No es su intención la de que su cuerpo actúe de esa manera, honestamente le gustaría ser todo lo normal posible cuando está alrededor de aquel hombre de rizos bellísimos que aparece en sus sueños constantemente y que forma parte de su día a día no solo por sus pensamientos, sino por su trabajo.

Pero de alguna forma todo su sistema y su mente se congenian para hacerlo torpe y un poco ridículo y visiblemente enamorado, porque lo está, porque es inevitable, porque es casi como si quisiera gritarle al mundo lo mucho que lo quiere y todo lo que espera poder estar con él lo que podría ser considerado una eternidad.

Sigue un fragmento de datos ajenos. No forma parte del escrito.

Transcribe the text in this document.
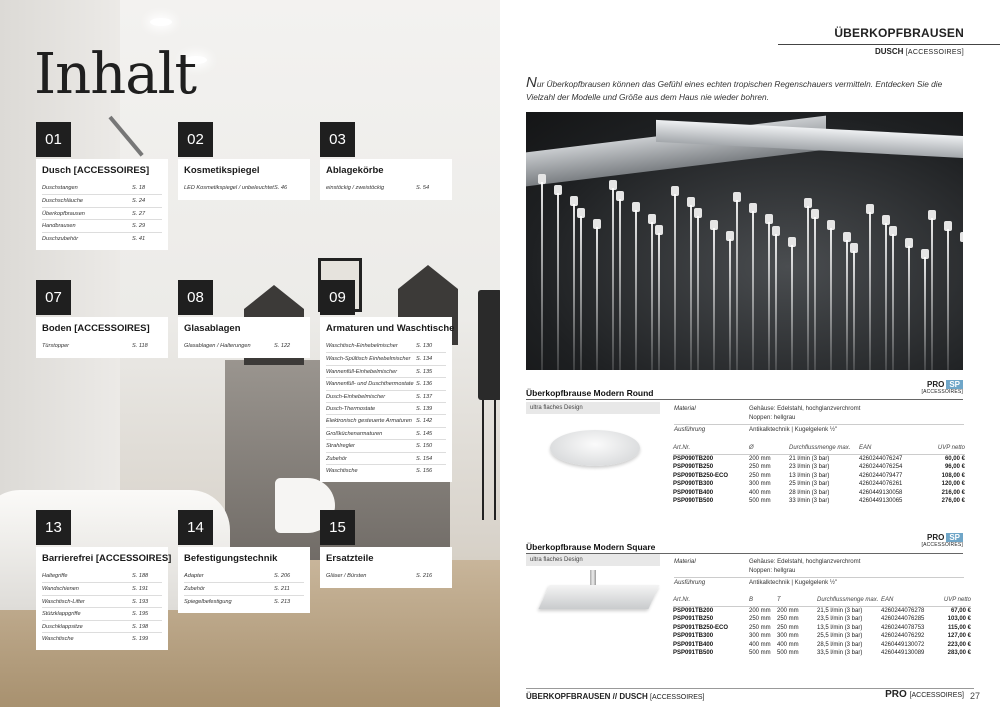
Inhalt
01
Dusch [ACCESSOIRES]
Duschstangen	S. 18
Duschschläuche	S. 24
Überkopfbrausen	S. 27
Handbrausen	S. 29
Duschzubehör	S. 41
02
Kosmetikspiegel
LED Kosmetikspiegel / unbeleuchtet S. 46
03
Ablagekörbe
einstöckig / zweistöckig	S. 54
07
Boden [ACCESSOIRES]
Türstopper	S. 118
08
Glasablagen
Glasablagen / Halterungen	S. 122
09
Armaturen und Waschtische
Waschtisch-Einhebelmischer	S. 130
Wasch-Spültisch Einhebelmischer S. 134
Wannenfüll-Einhebelmischer	S. 135
Wannenfüll- und Duschthermostate S. 136
Dusch-Einhebelmischer	S. 137
Dusch-Thermostate	S. 139
Elektronisch gesteuerte Armaturen S. 142
Großküchenarmaturen	S. 145
Strahlregler	S. 150
Zubehör	S. 154
Waschtische	S. 156
13
Barrierefrei [ACCESSOIRES]
Haltegriffe	S. 188
Wandschienen	S. 191
Waschtisch-Lifter	S. 193
Stützklappgriffe	S. 195
Duschklappsitze	S. 198
Waschtische	S. 199
14
Befestigungstechnik
Adapter	S. 206
Zubehör	S. 211
Spiegelbefestigung	S. 213
15
Ersatzteile
Gläser / Bürsten	S. 216
ÜBERKOPFBRAUSEN
DUSCH [ACCESSOIRES]
Nur Überkopfbrausen können das Gefühl eines echten tropischen Regenschauers vermitteln. Entdecken Sie die Vielzahl der Modelle und Größe aus dem Haus nie wieder bohren.
Überkopfbrause Modern Round
PRO SP
[ACCESSOIRES]
ultra flaches Design	Material	Gehäuse: Edelstahl, hochglanzverchromt
Noppen: hellgrau
Ausführung	Antikalktechnik | Kugelgelenk ½"
Art.Nr.	Ø	Durchflussmenge max.	EAN	UVP netto
PSP090TB200	200 mm	21 l/min (3 bar)	4260244076247	60,00 €
PSP090TB250	250 mm	23 l/min (3 bar)	4260244076254	96,00 €
PSP090TB250-ECO	250 mm	13 l/min (3 bar)	4260244079477	108,00 €
PSP090TB300	300 mm	25 l/min (3 bar)	4260244076261	120,00 €
PSP090TB400	400 mm	28 l/min (3 bar)	4260449130058	216,00 €
PSP090TB500	500 mm	33 l/min (3 bar)	4260449130065	276,00 €
Überkopfbrause Modern Square
PRO SP
[ACCESSOIRES]
ultra flaches Design	Material	Gehäuse: Edelstahl, hochglanzverchromt
Noppen: hellgrau
Ausführung	Antikalktechnik | Kugelgelenk ½"
Art.Nr.	B	T	Durchflussmenge max.	EAN	UVP netto
PSP091TB200	200 mm	200 mm	21,5 l/min (3 bar)	4260244076278	67,00 €
PSP091TB250	250 mm	250 mm	23,5 l/min (3 bar)	4260244076285	103,00 €
PSP091TB250-ECO	250 mm	250 mm	13,5 l/min (3 bar)	4260244078753	115,00 €
PSP091TB300	300 mm	300 mm	25,5 l/min (3 bar)	4260244076292	127,00 €
PSP091TB400	400 mm	400 mm	28,5 l/min (3 bar)	4260449130072	223,00 €
PSP091TB500	500 mm	500 mm	33,5 l/min (3 bar)	4260449130089	283,00 €
ÜBERKOPFBRAUSEN // DUSCH [ACCESSOIRES]	PRO [ACCESSOIRES] 27
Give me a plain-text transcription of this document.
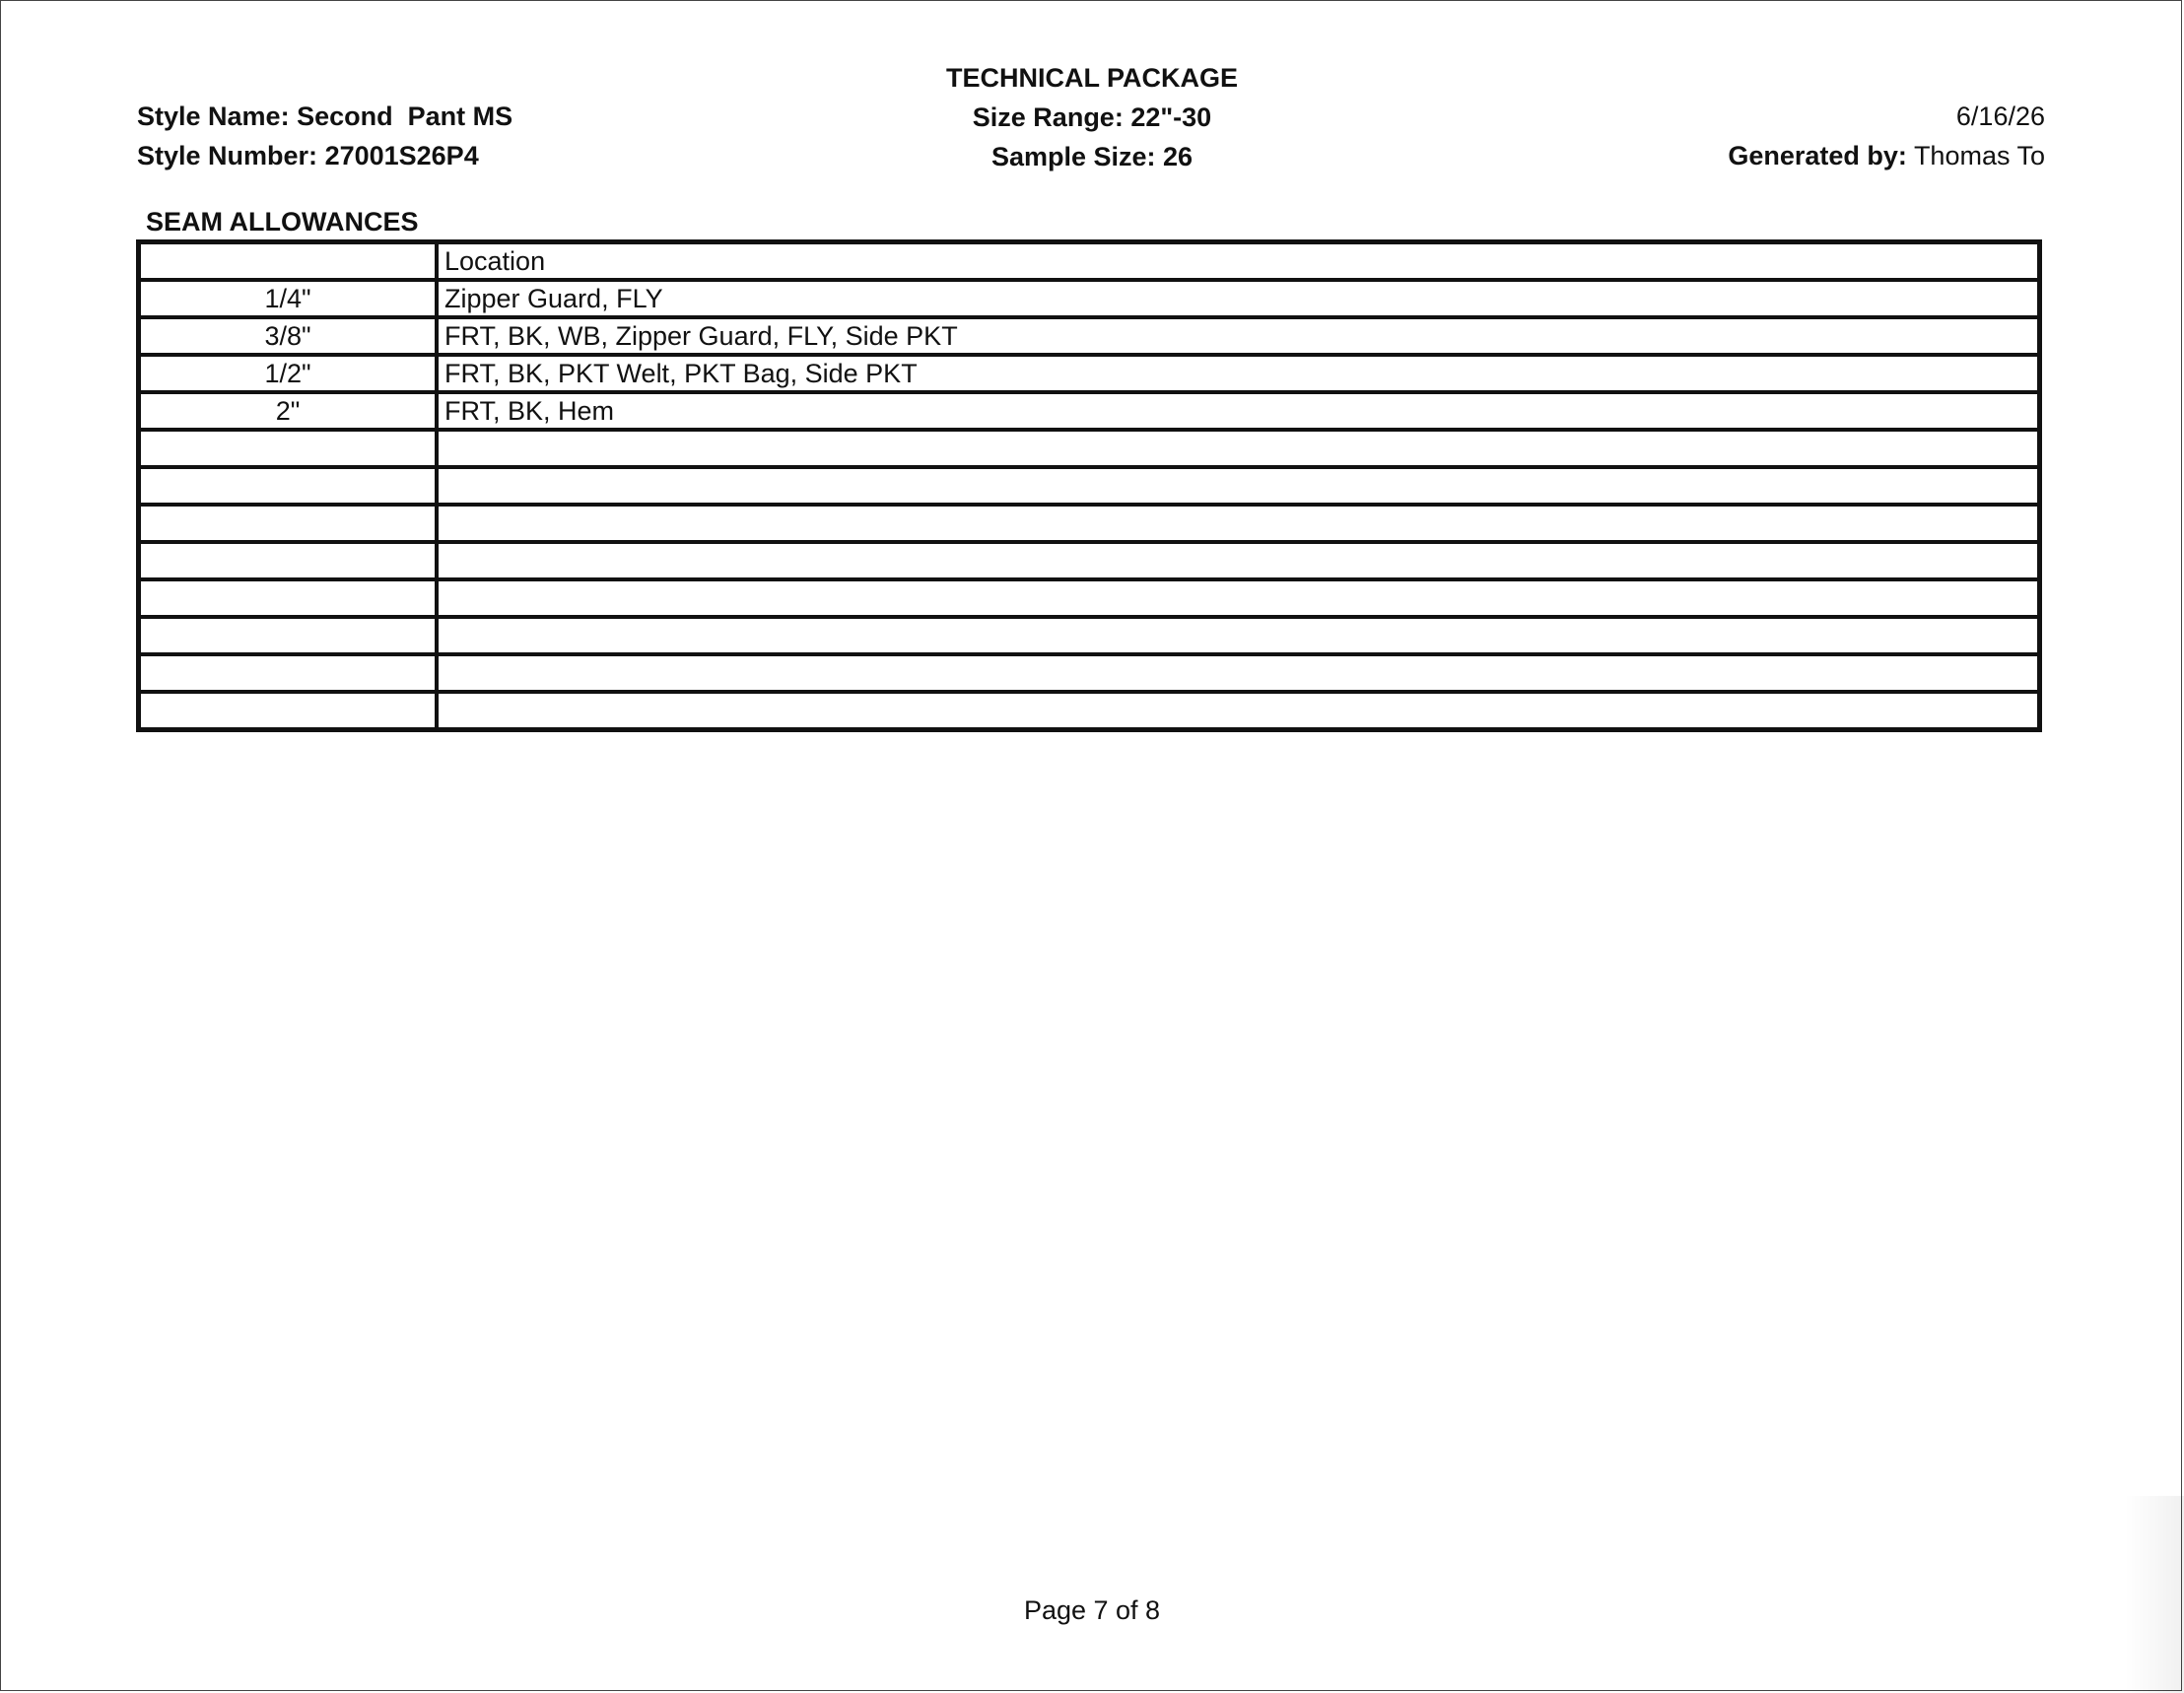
Style Name: Second  Pant MS
Style Number: 27001S26P4
TECHNICAL PACKAGE
Size Range: 22"-30
Sample Size: 26
6/16/26
Generated by: Thomas To
SEAM ALLOWANCES
	Location
1/4"	Zipper Guard, FLY
3/8"	FRT, BK, WB, Zipper Guard, FLY, Side PKT
1/2"	FRT, BK, PKT Welt, PKT Bag, Side PKT
2"	FRT, BK, Hem

Page 7 of 8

No le molestaría, en absoluto. La verdad es que le fascinaría tener una vida a su lado con todo el paquete de los altos y bajos y los momentos maravillosos y los muy feos juntos, para él eso sería un completo sueño hecho realidad.

Así es como Louis sabe que sus sentimientos son verdaderos y que nada de esto se trata de algún encaprichamiento pasajero que se le irá en cuanto lo tenga en sus brazos o algo por el estilo. Tiene la certeza de que no es nada de eso, y es por esa misma razón que ha decidido hacer las paces consigo mismo y ha admitido para su propia paz mental y espiritual que él realmente siente nada más y nada menos que amor por su compañero de trabajo.

Con frecuencia se pregunta qué tan loco ha tenido que estar para permitir algo como eso, pero de nuevo, ha sido tan inevitable como el hecho de que la vida sigue su curso y la guerra continúa girando alrededor de su propia órbita independientemente de su existencia y todos esos sentimientos que se guarda la mayor parte de las veces.

Un largo suspiro escapa de sus labios mientras su mano se encarga de alzar la taza que tiene entre los dedos para acercarla a sus labios y poder dar un trago.

Una vez más, se encuentra en su hora de descanso junto con los demás estudiantes y profesores en la academia de artes, el murmullo de las personas presentes en aquel patio llena sus oídos con amabilidad, pero su sentido auditivo y probablemente los otros cuatro que le quedan se encuentran enfocados principalmente en el hombre que está ubicado en aquella mesa que los alumnos normalmente utilizan cuando van a practicar con sus acuarelas.

Está distraído con un catálogo de arte que ha conseguido en un museo que Louis conoce mejor que nadie, mientras se lleva aquellas galletas de avena con frutos rojos de una manera tan distraída que es casi etéreo el observarlo. Está precioso con los rizos bailando en proporciones amables sobre su rostro y sus costados, con las pestañas cayendo sobre el inicio de sus bellísimos pómulos cada vez que parpadea automáticamente, casi con inconsciencia divina que solo lo hace lucir aún mejor.